ウェイブ・テクノロジーズのウェブサイト(画像:ウェイブ・テクノロジーズ)
ウェイブ・テクノロジーズのウェブサイト(画像:ウェイブ・テクノロジーズ)

 両社が走行性能の根幹であるハイブリッドシステムを共有する一方で、自動運転や車載OSといった「クルマの中心神経」に相当する領域では、互いに相容れない姿勢を守っている。

 日産は英ウェイブ・テクノロジーズを筆頭とする外部の先端企業との連携により、2027年度からの市街地における手放し運転の実現を急ぐ一方、ホンダは自社開発の技術による実用化を標榜する。この対照的な姿勢は、将来の競争力の源泉をどこに据えるかという思想の相違を鮮明にしている。

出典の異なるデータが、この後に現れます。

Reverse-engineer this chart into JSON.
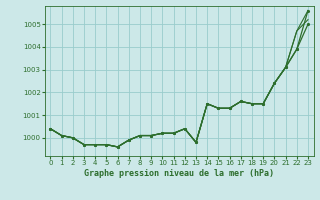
{
  "background_color": "#cce8e8",
  "grid_color": "#99cccc",
  "line_color": "#2d6e2d",
  "title": "Graphe pression niveau de la mer (hPa)",
  "xlim": [
    -0.5,
    23.5
  ],
  "ylim": [
    999.2,
    1005.8
  ],
  "xticks": [
    0,
    1,
    2,
    3,
    4,
    5,
    6,
    7,
    8,
    9,
    10,
    11,
    12,
    13,
    14,
    15,
    16,
    17,
    18,
    19,
    20,
    21,
    22,
    23
  ],
  "yticks": [
    1000,
    1001,
    1002,
    1003,
    1004,
    1005
  ],
  "series": [
    {
      "y": [
        1000.4,
        1000.1,
        1000.0,
        999.7,
        999.7,
        999.7,
        999.6,
        999.9,
        1000.1,
        1000.1,
        1000.2,
        1000.2,
        1000.4,
        999.8,
        1001.5,
        1001.3,
        1001.3,
        1001.6,
        1001.5,
        1001.5,
        1002.4,
        1003.1,
        1003.9,
        1005.6
      ],
      "marker": true,
      "linewidth": 0.9
    },
    {
      "y": [
        1000.4,
        1000.1,
        1000.0,
        999.7,
        999.7,
        999.7,
        999.6,
        999.9,
        1000.1,
        1000.1,
        1000.2,
        1000.2,
        1000.4,
        999.8,
        1001.5,
        1001.3,
        1001.3,
        1001.6,
        1001.5,
        1001.5,
        1002.4,
        1003.1,
        1003.9,
        1005.0
      ],
      "marker": true,
      "linewidth": 0.9
    },
    {
      "y": [
        1000.4,
        1000.1,
        1000.0,
        999.7,
        999.7,
        999.7,
        999.6,
        999.9,
        1000.1,
        1000.1,
        1000.2,
        1000.2,
        1000.4,
        999.8,
        1001.5,
        1001.3,
        1001.3,
        1001.6,
        1001.5,
        1001.5,
        1002.4,
        1003.1,
        1004.7,
        1005.6
      ],
      "marker": false,
      "linewidth": 0.8
    },
    {
      "y": [
        1000.4,
        1000.1,
        1000.0,
        999.7,
        999.7,
        999.7,
        999.6,
        999.9,
        1000.1,
        1000.1,
        1000.2,
        1000.2,
        1000.4,
        999.8,
        1001.5,
        1001.3,
        1001.3,
        1001.6,
        1001.5,
        1001.5,
        1002.4,
        1003.1,
        1004.7,
        1005.2
      ],
      "marker": false,
      "linewidth": 0.8
    }
  ]
}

 この領域で歩み寄りを拒む背景には、車両から得られる走行データや、購入後の機能更新による収益といった顧客接点の主権争いがある。ハードウェアの共通化を容認しながらも、制御プログラムやユーザーインターフェースを渡さないのは、将来の収益基盤であるプラットフォームビジネスの支配権を競合に明け渡さないための判断に他ならない。自動運転技術はもはや付加的な機能ではなく、顧客の時間を占有し、継続的な利益を生み出すための主戦場となっているのだ。

 経営の全てを統合するリスクを回避し、特定の部品供給という関係性に留めることで、提携が想定通りの成果を上げなかった場合の撤退コストを最小限に抑える狙いも含まれる。